ただ、このセッションだけで対策の話まで全部網羅するわけではありません。この「サイバー攻撃最前線2017」のパートは1日プログラムである「サイバー攻撃に耐える組織と運用」の最初のパートですから、予防策に触れる程度にとどめ、攻撃を正しく理解してもらうことを主眼とします。そしてその後の二つのセッションにつなげることを目的にしています。

サイバー攻撃を広く扱う内容であるため、どなたにでも、学生さんにも意義のあるものですので、ぜひ多くの方に聞いていただきたいです。
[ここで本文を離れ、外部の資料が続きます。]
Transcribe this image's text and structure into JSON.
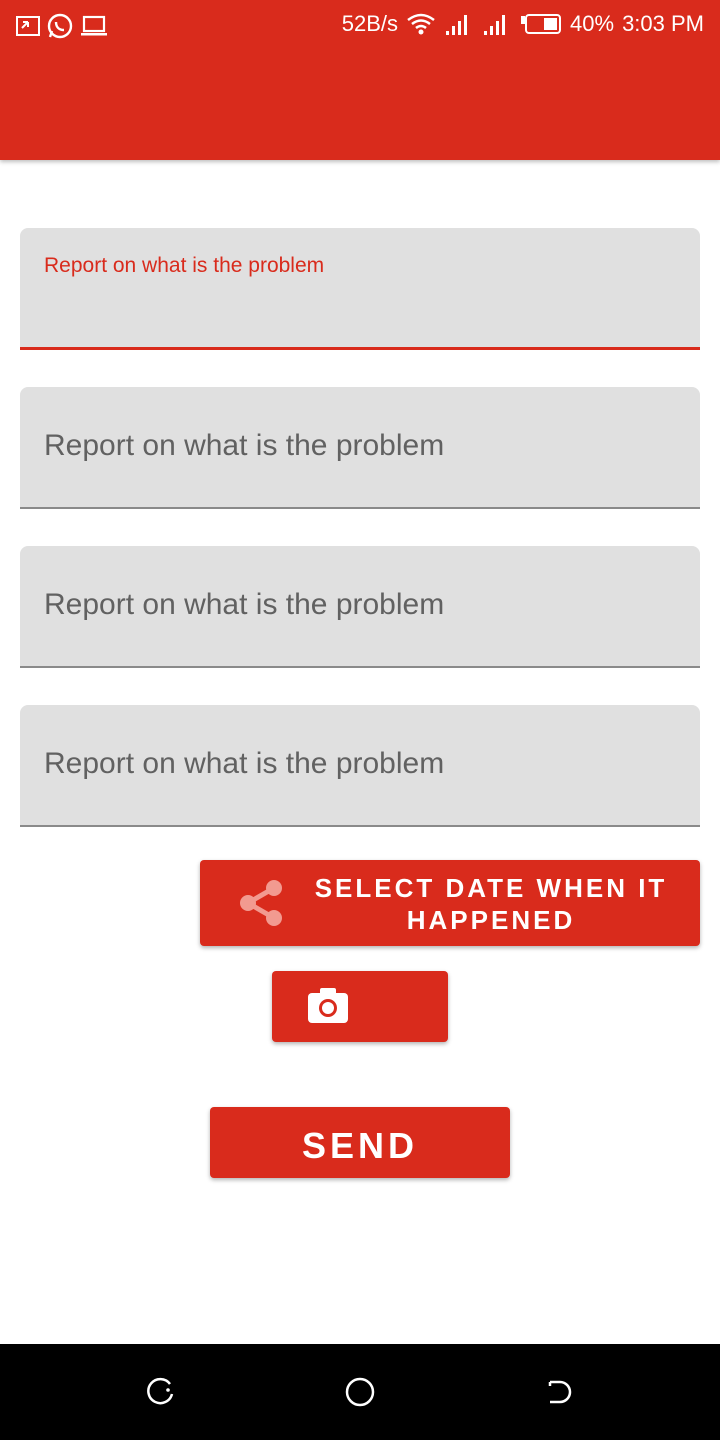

――最後に参加者や読者の方にメッセージをお願いします。

毎年ホットな攻撃が起こっており、そういう意味では今年は今年ならではのものをお届けします。1日仕立てのセッションですので、まずは皆さんがこのセッションを「踏み台」にし、その後に続くセッションの理解を深めていただくことでセキュリティレベルを高めるということを達成していただきたいと思って企画しました。多くの方のご来場をお待ちしています。


●プログラム詳細
「D1-1 サイバー攻撃に耐える組織と運用」
https://www.nic.ad.jp/iw2017/program/d1/d1-1.html

- 開催日時:2017年11月28日(火)09:30 ~ 12:00
- 会場:ヒューリックホール&カンファレンス(浅草橋) 2F ホール
- 料金:事前料金 13,000円/当日料金 20,000円
※ このセッションは「第2部 今求められるSOC、CSIRTの姿とは~世界の攻撃者をOMOTENASHIしないために~」と「第3部 プロから学ぶ!侵害に耐えるサイバーレジリエンス」とあわせて、1日プログラムとなる

9:30 ~ 10:20
JPCERT/CCが見た、標的型攻撃の実態
- 講演者:久保 啓司(一般社団法人JPCERTコーディネーションセンター インシデントレスポンスグループ マネージャ)
- 近年さまざまなサイバー攻撃による被害が大きな話題となりメディアなどでも取り上げられていますが、 標的型攻撃については攻撃に関する情報がほとんどであり、その被害の実態が明らかになることはあまりありません。
今回の講演では、JPCERT/CCの見た事実をもとに国内の標的型攻撃の実態をさまざまな角度でお話しします。また、被害実態の認知が難しい標的型攻撃について、被害の事実を認識するための方策や、今打つべき対応・対策についても議論します。

10:20 ~ 11:15
JSOC が見た、意外とよくあるインシデント~JC3の知見を添えて~
- 講演者:阿部 正道(株式会社ラック サイバーセキュリティ事業部 JSOC)
- サイバー攻撃が増え続け、新たな攻撃手法が広範囲で増えている中、バージョンアップを含め脆弱性が残らないように運用を行なっていくことが必要になっています。
ここでは設定ミスなどでバージョンアップだけでは対応できない被害事例について注意すべき点をご紹介するとともに、JC3(日本サイバー犯罪対策センター)にて行った「正規のサイトへのアクセス」によるマルウェア感染被害についてご紹介します。

11:15 ~ 12:00
SecureWorksが見た、"グローバル"なサイバー攻撃
- 講演者:中津留 勇(SecureWorks Japan株式会社 Counter Threat Unit シニアセキュリティリサーチャー)
- WannaCryの大規模感染やStruts2の脆弱性悪用など、 海外で情報が出たと認識したときにはすでに攻撃されていた、 というケースが見られるようになりました。 ここでは、そのような攻撃がどのような時間軸で発生していたのかを整理し、 その詳細および私たちをとりまく状況を理解することで、 今必要とされる対策のポイントを考えていきます。

※時間割、内容、講演者等につきましては、予告なく変更になる場合があります。